The U.S. military has announced plans to implement a naval blockade in the Strait of Hormuz, according to the Central Command, which stated the move would begin at 10 a.m. Eastern Time on the 13th. This corresponds to 11 p.m. Korean time on the same day, as reported by the Dong-A Ilbo. The blockade would affect all ships entering Iranian ports within the Persian Gulf and the Gulf of Oman, as well as those passing through the strait. However, the Central Command emphasized that the U.S. would not impede the free passage of ships traveling to or from non-Iranian ports through the strait.

How a Naval Blockade Would Work

According to Fortune, a U.S. naval blockade in the Strait of Hormuz would be a significant undertaking and a high-risk strategy. It would impose economic pressure on Iran without destroying its oil infrastructure, which the U.S. would want to preserve for the future. The article highlights that this move could be a strategic response to ongoing tensions and a way to exert pressure without direct military conflict.

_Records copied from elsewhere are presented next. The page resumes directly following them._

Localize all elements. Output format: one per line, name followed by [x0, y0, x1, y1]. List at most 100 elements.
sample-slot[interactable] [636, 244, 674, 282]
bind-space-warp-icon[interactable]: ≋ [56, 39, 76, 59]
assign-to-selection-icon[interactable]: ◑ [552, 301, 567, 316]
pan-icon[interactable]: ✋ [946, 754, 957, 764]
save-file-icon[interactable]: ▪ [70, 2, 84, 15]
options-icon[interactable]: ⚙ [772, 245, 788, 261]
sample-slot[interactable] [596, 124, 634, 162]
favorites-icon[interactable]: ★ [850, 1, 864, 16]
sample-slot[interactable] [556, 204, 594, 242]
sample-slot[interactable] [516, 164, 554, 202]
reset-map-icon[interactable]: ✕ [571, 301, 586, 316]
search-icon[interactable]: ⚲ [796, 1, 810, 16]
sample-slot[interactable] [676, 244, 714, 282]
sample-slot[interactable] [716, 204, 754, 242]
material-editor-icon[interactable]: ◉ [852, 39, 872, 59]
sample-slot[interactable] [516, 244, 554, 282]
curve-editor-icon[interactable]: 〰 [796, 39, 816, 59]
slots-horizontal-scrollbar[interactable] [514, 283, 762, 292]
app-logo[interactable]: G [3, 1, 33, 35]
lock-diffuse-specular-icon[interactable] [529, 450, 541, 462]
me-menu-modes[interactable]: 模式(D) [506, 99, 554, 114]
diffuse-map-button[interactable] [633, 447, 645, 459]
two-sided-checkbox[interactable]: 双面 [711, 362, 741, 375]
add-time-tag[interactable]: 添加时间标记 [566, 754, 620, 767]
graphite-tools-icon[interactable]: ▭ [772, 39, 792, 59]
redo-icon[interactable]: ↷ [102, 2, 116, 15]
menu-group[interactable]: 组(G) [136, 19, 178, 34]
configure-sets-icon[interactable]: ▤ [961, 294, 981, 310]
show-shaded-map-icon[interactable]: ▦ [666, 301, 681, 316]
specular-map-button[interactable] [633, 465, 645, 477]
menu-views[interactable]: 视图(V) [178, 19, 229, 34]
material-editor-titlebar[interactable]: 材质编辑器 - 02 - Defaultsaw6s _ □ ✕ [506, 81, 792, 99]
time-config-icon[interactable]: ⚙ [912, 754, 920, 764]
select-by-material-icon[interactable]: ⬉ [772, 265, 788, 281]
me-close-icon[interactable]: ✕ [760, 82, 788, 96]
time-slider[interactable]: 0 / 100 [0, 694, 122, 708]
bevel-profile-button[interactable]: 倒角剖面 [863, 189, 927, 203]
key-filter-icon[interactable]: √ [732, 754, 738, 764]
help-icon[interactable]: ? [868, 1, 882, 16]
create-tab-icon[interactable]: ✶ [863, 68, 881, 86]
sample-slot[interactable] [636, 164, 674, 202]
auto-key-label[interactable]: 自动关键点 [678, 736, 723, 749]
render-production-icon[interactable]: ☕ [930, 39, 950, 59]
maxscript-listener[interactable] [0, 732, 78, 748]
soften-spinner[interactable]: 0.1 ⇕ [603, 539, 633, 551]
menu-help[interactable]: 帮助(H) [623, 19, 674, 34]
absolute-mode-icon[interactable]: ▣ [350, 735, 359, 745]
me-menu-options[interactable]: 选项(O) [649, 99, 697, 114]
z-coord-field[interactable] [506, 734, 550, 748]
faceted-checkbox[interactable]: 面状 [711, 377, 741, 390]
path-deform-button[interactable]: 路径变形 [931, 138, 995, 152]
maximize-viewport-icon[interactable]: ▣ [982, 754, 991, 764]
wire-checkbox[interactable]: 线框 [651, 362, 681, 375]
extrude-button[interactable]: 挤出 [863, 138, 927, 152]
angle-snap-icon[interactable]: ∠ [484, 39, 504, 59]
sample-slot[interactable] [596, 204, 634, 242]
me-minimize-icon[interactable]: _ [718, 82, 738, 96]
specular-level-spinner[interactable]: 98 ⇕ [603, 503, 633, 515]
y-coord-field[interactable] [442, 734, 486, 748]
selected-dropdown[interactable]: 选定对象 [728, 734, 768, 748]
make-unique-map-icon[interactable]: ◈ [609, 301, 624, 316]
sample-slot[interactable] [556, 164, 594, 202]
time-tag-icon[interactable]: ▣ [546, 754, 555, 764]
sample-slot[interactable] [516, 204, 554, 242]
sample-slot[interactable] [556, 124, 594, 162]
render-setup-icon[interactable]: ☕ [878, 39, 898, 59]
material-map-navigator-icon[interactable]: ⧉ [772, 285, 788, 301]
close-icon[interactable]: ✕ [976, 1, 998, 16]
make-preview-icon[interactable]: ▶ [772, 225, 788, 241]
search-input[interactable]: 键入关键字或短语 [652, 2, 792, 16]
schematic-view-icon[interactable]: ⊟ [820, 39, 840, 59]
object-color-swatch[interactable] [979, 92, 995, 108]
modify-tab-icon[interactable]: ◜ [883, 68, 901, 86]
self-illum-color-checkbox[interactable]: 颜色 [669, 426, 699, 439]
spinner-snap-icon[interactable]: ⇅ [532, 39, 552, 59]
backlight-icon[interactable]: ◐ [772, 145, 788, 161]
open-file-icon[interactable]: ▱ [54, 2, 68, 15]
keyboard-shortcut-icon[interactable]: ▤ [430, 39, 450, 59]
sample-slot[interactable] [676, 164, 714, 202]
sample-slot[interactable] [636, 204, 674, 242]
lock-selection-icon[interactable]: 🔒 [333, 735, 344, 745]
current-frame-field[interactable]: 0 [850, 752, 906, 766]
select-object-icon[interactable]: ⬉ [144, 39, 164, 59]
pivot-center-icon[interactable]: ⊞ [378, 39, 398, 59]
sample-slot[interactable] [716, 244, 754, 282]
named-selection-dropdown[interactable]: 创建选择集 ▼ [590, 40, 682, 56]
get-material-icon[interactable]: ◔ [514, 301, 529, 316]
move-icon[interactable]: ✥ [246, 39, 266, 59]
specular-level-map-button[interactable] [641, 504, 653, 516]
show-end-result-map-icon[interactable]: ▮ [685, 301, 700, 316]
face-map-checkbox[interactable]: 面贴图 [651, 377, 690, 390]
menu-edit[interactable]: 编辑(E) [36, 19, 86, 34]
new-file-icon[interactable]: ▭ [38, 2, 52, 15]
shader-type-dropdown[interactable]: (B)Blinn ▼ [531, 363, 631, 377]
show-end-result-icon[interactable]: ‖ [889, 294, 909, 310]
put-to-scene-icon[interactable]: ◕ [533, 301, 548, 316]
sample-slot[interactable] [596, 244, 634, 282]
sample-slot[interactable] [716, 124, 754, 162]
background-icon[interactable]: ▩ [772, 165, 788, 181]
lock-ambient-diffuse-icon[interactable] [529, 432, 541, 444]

Economic and Market Implications

TradingView noted that a potential conflict in the Middle East could push oil prices above $120, as historical data shows that oil prices have repeatedly hit resistance levels. In 2008 and 2022, oil prices collapsed after hitting these levels, but the current situation in 2026 shows that the market is still reacting to geopolitical tensions. The article also mentioned that the price of WTI crude oil had risen to $119.50, nearing the resistance level, but the market has not yet broken through.

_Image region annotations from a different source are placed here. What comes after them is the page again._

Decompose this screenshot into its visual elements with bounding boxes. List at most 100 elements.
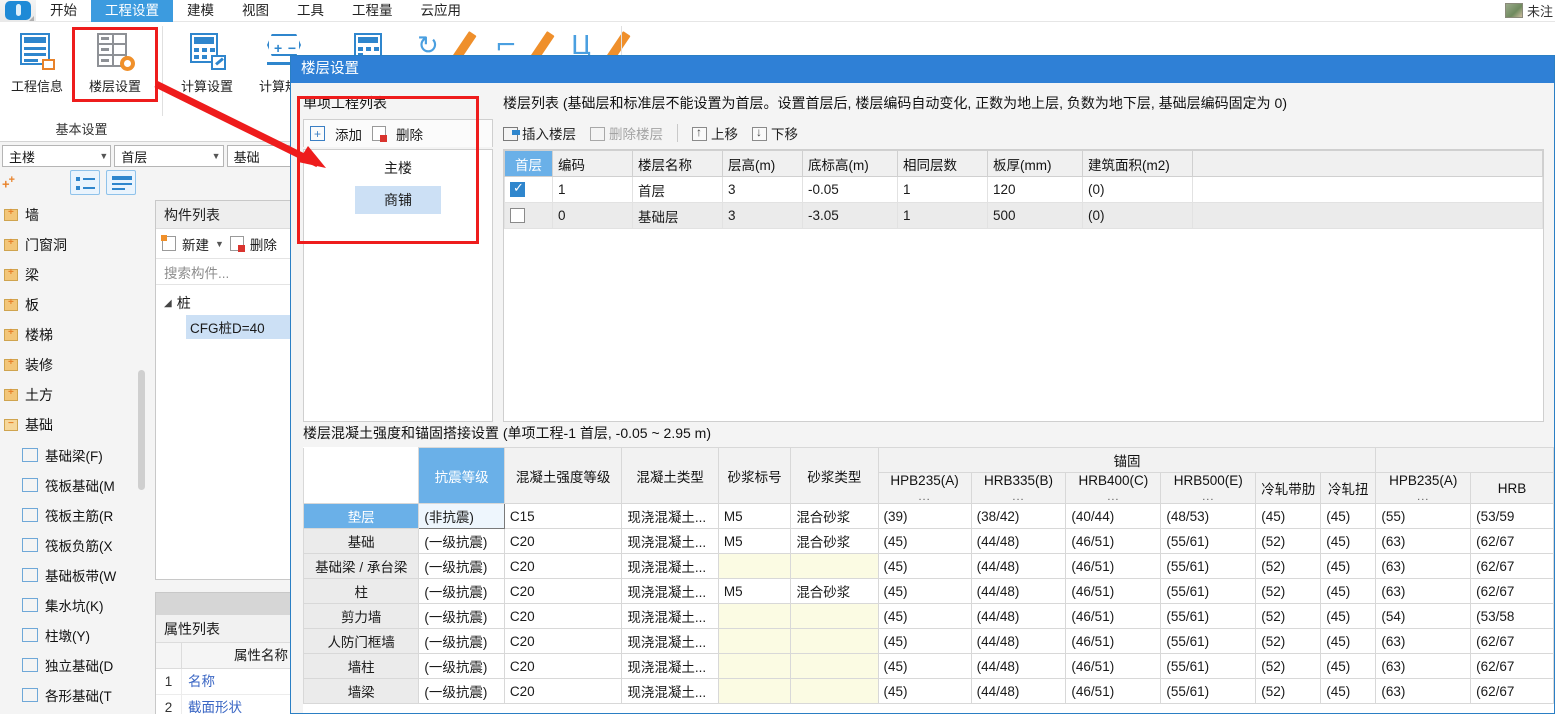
ribbon-button-floor-settings[interactable]: 楼层设置 bbox=[78, 26, 152, 95]
cell-grade[interactable]: C20 bbox=[503, 603, 623, 629]
cell-lap-1[interactable]: (62/67 bbox=[1470, 528, 1554, 554]
cell-anchor-0[interactable]: (45) bbox=[877, 528, 972, 554]
new-component-button[interactable]: 新建 bbox=[182, 234, 209, 254]
tab-project-settings[interactable]: 工程设置 bbox=[91, 0, 173, 22]
tab-quantities[interactable]: 工程量 bbox=[338, 0, 407, 22]
tree-item-raft-foundation[interactable]: 筏板基础(M bbox=[0, 470, 148, 500]
cell-anchor-2[interactable]: (40/44) bbox=[1065, 503, 1162, 529]
insert-floor-button[interactable]: 插入楼层 bbox=[503, 123, 576, 143]
cell-code[interactable]: 0 bbox=[552, 202, 633, 229]
concrete-row[interactable]: 人防门框墙 (一级抗震) C20 现浇混凝土... (45) (44/48) (… bbox=[303, 628, 1554, 654]
cell-mortar-no[interactable] bbox=[717, 553, 792, 579]
cell-seismic[interactable]: (一级抗震) bbox=[418, 603, 505, 629]
app-logo-icon[interactable] bbox=[0, 0, 36, 22]
cell-anchor-0[interactable]: (45) bbox=[877, 578, 972, 604]
cell-lap-0[interactable]: (63) bbox=[1375, 678, 1472, 704]
cell-lap-1[interactable]: (62/67 bbox=[1470, 653, 1554, 679]
cell-same-floor-count[interactable]: 1 bbox=[897, 202, 988, 229]
col-anchor-hrb400[interactable]: HRB400(C)... bbox=[1065, 472, 1162, 504]
cell-lap-1[interactable]: (62/67 bbox=[1470, 578, 1554, 604]
cell-anchor-0[interactable]: (45) bbox=[877, 603, 972, 629]
property-row[interactable]: 1 名称 bbox=[156, 669, 294, 695]
cell-mortar-no[interactable] bbox=[717, 678, 792, 704]
row-element-name[interactable]: 基础 bbox=[303, 528, 420, 554]
cell-anchor-3[interactable]: (55/61) bbox=[1160, 653, 1257, 679]
cell-lap-1[interactable]: (62/67 bbox=[1470, 678, 1554, 704]
first-floor-checkbox-cell[interactable] bbox=[504, 176, 553, 203]
add-project-button[interactable]: 添加 bbox=[335, 124, 362, 144]
cell-lap-0[interactable]: (63) bbox=[1375, 528, 1472, 554]
cell-anchor-2[interactable]: (46/51) bbox=[1065, 603, 1162, 629]
property-panel-splitter[interactable] bbox=[156, 593, 294, 615]
cell-anchor-5[interactable]: (45) bbox=[1320, 603, 1377, 629]
cell-anchor-4[interactable]: (52) bbox=[1255, 553, 1322, 579]
cell-anchor-0[interactable]: (45) bbox=[877, 553, 972, 579]
cell-slab-thickness[interactable]: 120 bbox=[987, 176, 1083, 203]
concrete-row[interactable]: 基础 (一级抗震) C20 现浇混凝土... M5 混合砂浆 (45) (44/… bbox=[303, 528, 1554, 554]
tree-item-earthwork[interactable]: 土方 bbox=[0, 380, 148, 410]
cell-mortar-type[interactable]: 混合砂浆 bbox=[790, 503, 879, 529]
col-floor-name[interactable]: 楼层名称 bbox=[632, 150, 723, 177]
cell-lap-1[interactable]: (53/58 bbox=[1470, 603, 1554, 629]
cell-same-floor-count[interactable]: 1 bbox=[897, 176, 988, 203]
list-view-button[interactable] bbox=[70, 170, 100, 195]
cell-grade[interactable]: C20 bbox=[503, 578, 623, 604]
tree-item-sump[interactable]: 集水坑(K) bbox=[0, 590, 148, 620]
cell-anchor-4[interactable]: (52) bbox=[1255, 678, 1322, 704]
col-slab-thickness[interactable]: 板厚(mm) bbox=[987, 150, 1083, 177]
first-floor-checkbox-cell[interactable] bbox=[504, 202, 553, 229]
card-view-button[interactable] bbox=[106, 170, 136, 195]
cell-anchor-5[interactable]: (45) bbox=[1320, 528, 1377, 554]
cell-anchor-5[interactable]: (45) bbox=[1320, 553, 1377, 579]
cell-anchor-5[interactable]: (45) bbox=[1320, 678, 1377, 704]
delete-floor-button[interactable]: 删除楼层 bbox=[590, 123, 663, 143]
ribbon-button-calc-settings[interactable]: 计算设置 bbox=[170, 26, 244, 95]
tree-scrollbar[interactable] bbox=[138, 370, 145, 490]
cell-seismic[interactable]: (一级抗震) bbox=[418, 653, 505, 679]
cell-type[interactable]: 现浇混凝土... bbox=[621, 578, 719, 604]
project-list-item-main[interactable]: 主楼 bbox=[355, 154, 441, 182]
cell-lap-0[interactable]: (55) bbox=[1375, 503, 1472, 529]
cell-mortar-no[interactable]: M5 bbox=[717, 528, 792, 554]
cell-anchor-2[interactable]: (46/51) bbox=[1065, 578, 1162, 604]
add-node-icon[interactable]: ++ bbox=[2, 174, 15, 191]
tree-item-column-pier[interactable]: 柱墩(Y) bbox=[0, 620, 148, 650]
cell-anchor-4[interactable]: (52) bbox=[1255, 578, 1322, 604]
concrete-row[interactable]: 垫层 (非抗震) C15 现浇混凝土... M5 混合砂浆 (39) (38/4… bbox=[303, 503, 1554, 529]
cell-bottom-elevation[interactable]: -3.05 bbox=[802, 202, 898, 229]
col-anchor-hrb500[interactable]: HRB500(E)... bbox=[1160, 472, 1257, 504]
cell-grade[interactable]: C20 bbox=[503, 553, 623, 579]
cell-type[interactable]: 现浇混凝土... bbox=[621, 653, 719, 679]
cell-anchor-3[interactable]: (55/61) bbox=[1160, 678, 1257, 704]
cell-building-area[interactable]: (0) bbox=[1082, 176, 1193, 203]
row-element-name[interactable]: 人防门框墙 bbox=[303, 628, 420, 654]
cell-anchor-3[interactable]: (55/61) bbox=[1160, 553, 1257, 579]
tree-item-stair[interactable]: 楼梯 bbox=[0, 320, 148, 350]
cell-anchor-0[interactable]: (45) bbox=[877, 653, 972, 679]
tab-tools[interactable]: 工具 bbox=[283, 0, 338, 22]
cell-floor-name[interactable]: 首层 bbox=[632, 176, 723, 203]
cell-lap-0[interactable]: (63) bbox=[1375, 553, 1472, 579]
cell-anchor-4[interactable]: (52) bbox=[1255, 628, 1322, 654]
ribbon-button-project-info[interactable]: 工程信息 bbox=[0, 26, 74, 95]
cell-type[interactable]: 现浇混凝土... bbox=[621, 528, 719, 554]
cell-anchor-2[interactable]: (46/51) bbox=[1065, 653, 1162, 679]
cell-anchor-4[interactable]: (52) bbox=[1255, 653, 1322, 679]
cell-mortar-no[interactable]: M5 bbox=[717, 503, 792, 529]
cell-type[interactable]: 现浇混凝土... bbox=[621, 628, 719, 654]
cell-anchor-0[interactable]: (45) bbox=[877, 628, 972, 654]
cell-mortar-type[interactable]: 混合砂浆 bbox=[790, 528, 879, 554]
concrete-row[interactable]: 墙柱 (一级抗震) C20 现浇混凝土... (45) (44/48) (46/… bbox=[303, 653, 1554, 679]
component-category-tree[interactable]: 墙 门窗洞 梁 板 楼梯 装修 土方 基础 基础梁(F) 筏板基础(M 筏板主筋… bbox=[0, 200, 148, 714]
project-select[interactable]: 主楼 ▼ bbox=[2, 145, 112, 167]
tab-view[interactable]: 视图 bbox=[228, 0, 283, 22]
floor-table-row[interactable]: 0 基础层 3 -3.05 1 500 (0) bbox=[504, 202, 1543, 229]
tree-item-foundation-slab-band[interactable]: 基础板带(W bbox=[0, 560, 148, 590]
row-element-name[interactable]: 基础梁 / 承台梁 bbox=[303, 553, 420, 579]
cell-anchor-4[interactable]: (45) bbox=[1255, 503, 1322, 529]
cell-anchor-3[interactable]: (55/61) bbox=[1160, 628, 1257, 654]
cell-floor-name[interactable]: 基础层 bbox=[632, 202, 723, 229]
tree-item-door-window[interactable]: 门窗洞 bbox=[0, 230, 148, 260]
cell-lap-0[interactable]: (63) bbox=[1375, 628, 1472, 654]
component-group-pile[interactable]: ◢ 桩 bbox=[164, 291, 294, 315]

The potential for a naval blockade in the Strait of Hormuz could have far-reaching economic consequences, particularly for global oil markets. If the strait were to be blocked, oil prices could surge, affecting economies worldwide. The U.S. would be taking a calculated risk by implementing such a measure, knowing that it could destabilize global markets but also serve as a powerful deterrent against Iran’s actions.

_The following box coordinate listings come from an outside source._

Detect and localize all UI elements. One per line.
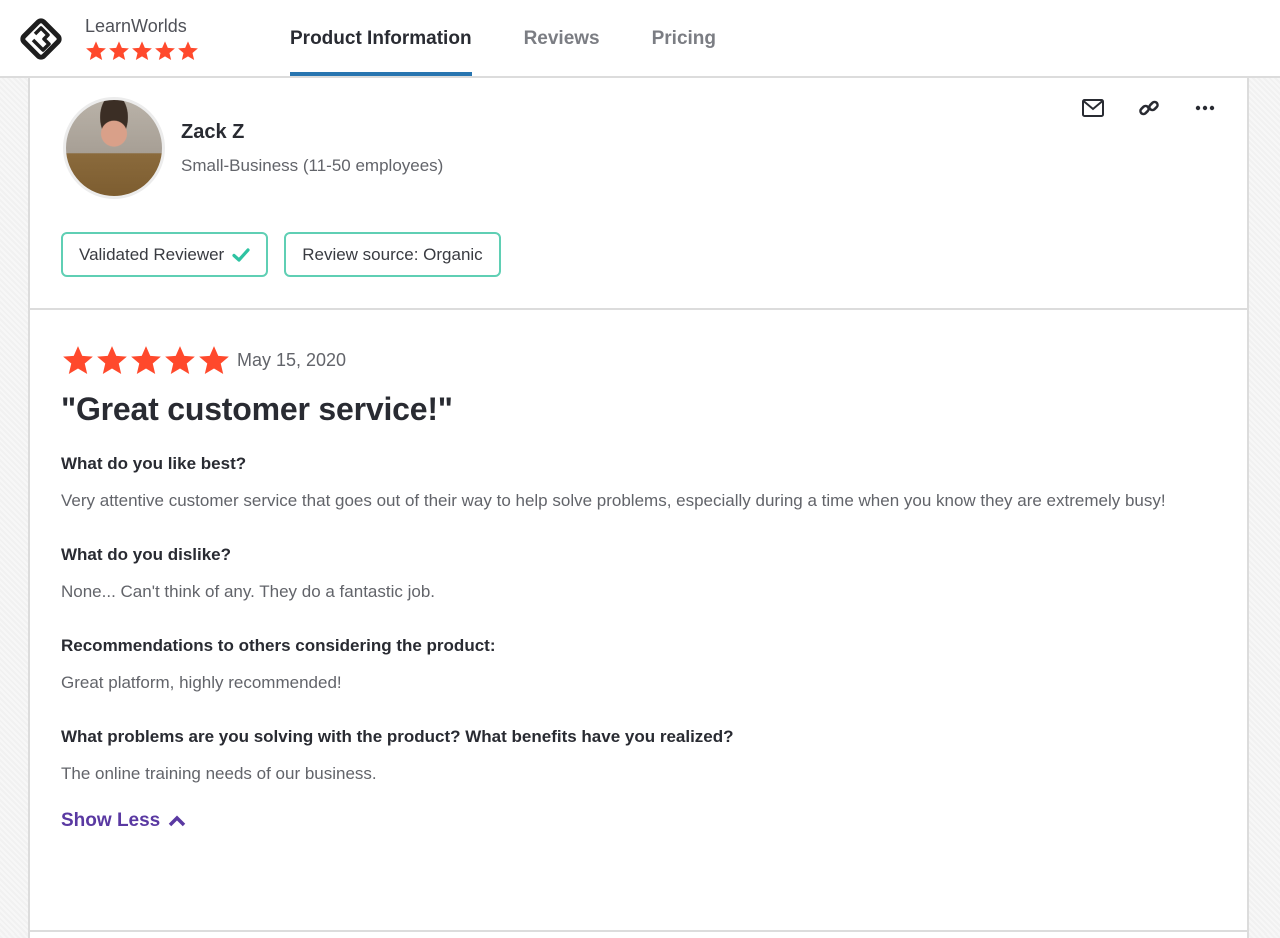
answer: Very attentive customer service that goe…: [61, 491, 1166, 510]
question: What do you dislike?: [61, 545, 232, 564]
tab-reviews[interactable]: Reviews: [524, 0, 600, 78]
mail-icon[interactable]: [1081, 96, 1105, 120]
tab-pricing[interactable]: Pricing: [652, 0, 716, 78]
chevron-up-icon: [169, 815, 186, 827]
badge-label: Review source: Organic: [302, 244, 483, 264]
divider: [30, 930, 1247, 932]
check-icon: [232, 247, 250, 262]
review-rating: May 15, 2020: [61, 344, 1211, 377]
product-rating-stars: [85, 40, 199, 62]
reviewer-company-size: Small-Business (11-50 employees): [181, 156, 444, 175]
product-name[interactable]: LearnWorlds: [85, 16, 187, 37]
link-icon[interactable]: [1137, 96, 1161, 120]
star-icon: [197, 344, 231, 377]
question: What do you like best?: [61, 454, 247, 473]
question: What problems are you solving with the p…: [61, 727, 734, 746]
answer: Great platform, highly recommended!: [61, 673, 342, 692]
review-date: May 15, 2020: [237, 350, 347, 370]
answer: The online training needs of our busines…: [61, 764, 377, 783]
learnworlds-logo-icon[interactable]: [18, 16, 64, 62]
star-icon: [95, 344, 129, 377]
qa-item: What do you like best? Very attentive cu…: [61, 454, 1211, 515]
validated-reviewer-badge: Validated Reviewer: [61, 232, 269, 277]
review-body: May 15, 2020 "Great customer service!" W…: [61, 344, 1211, 832]
more-icon[interactable]: [1193, 96, 1217, 120]
reviewer-badges: Validated Reviewer Review source: Organi…: [61, 232, 501, 277]
star-icon: [131, 40, 153, 62]
qa-item: What do you dislike? None... Can't think…: [61, 545, 1211, 606]
qa-item: What problems are you solving with the p…: [61, 727, 1211, 788]
review-card: Zack Z Small-Business (11-50 employees) …: [28, 78, 1249, 938]
reviewer-name: Zack Z: [181, 121, 245, 143]
show-less-button[interactable]: Show Less: [61, 810, 186, 832]
reviewer-section: Zack Z Small-Business (11-50 employees) …: [30, 78, 1247, 310]
review-title: "Great customer service!": [61, 391, 453, 427]
star-icon: [154, 40, 176, 62]
star-icon: [163, 344, 197, 377]
qa-item: Recommendations to others considering th…: [61, 636, 1211, 697]
tab-product-information[interactable]: Product Information: [290, 0, 472, 78]
star-icon: [129, 344, 163, 377]
star-icon: [61, 344, 95, 377]
answer: None... Can't think of any. They do a fa…: [61, 582, 435, 601]
review-source-badge: Review source: Organic: [284, 232, 501, 277]
star-icon: [177, 40, 199, 62]
top-navigation-bar: LearnWorlds Product Information Reviews …: [0, 0, 1280, 78]
show-less-label: Show Less: [61, 810, 161, 831]
star-icon: [85, 40, 107, 62]
question: Recommendations to others considering th…: [61, 636, 496, 655]
badge-label: Validated Reviewer: [79, 244, 225, 264]
review-actions: [1081, 96, 1217, 120]
star-icon: [108, 40, 130, 62]
tab-bar: Product Information Reviews Pricing: [290, 0, 768, 78]
avatar: [63, 97, 165, 199]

Strategic and Political Context

The Korean media reported that the U.S. has already begun deploying warships into the Strait of Hormuz to clear mines, a move described as an effort to ‘put the strait in order in place of South Korea, China, and Japan.’ This suggests that the U.S. is taking a proactive stance in ensuring the security of the strait, which is a critical global shipping route.

President Trump has been using the blockade as a new pressure tactic, following the collapse of the two-day talks that ended without a deal. The decision to implement a naval blockade comes in the wake of failed negotiations between the U.S. and Iran. This move shows the growing tensions between the two nations and the potential for further escalation.

Experts suggest that a naval blockade in the Strait of Hormuz would require a significant military presence and could be a long-term strategy. The U.S. would need to maintain a continuous presence in the area to enforce the blockade effectively. However, this could also lead to increased risk of conflict, as Iran may retaliate against such measures.

The economic and geopolitical implications of a naval blockade in the Strait of Hormuz are vast. It could disrupt global oil supplies, lead to a surge in oil prices, and potentially trigger broader international tensions. The U.S. must weigh the potential benefits of such a move against the risks involved.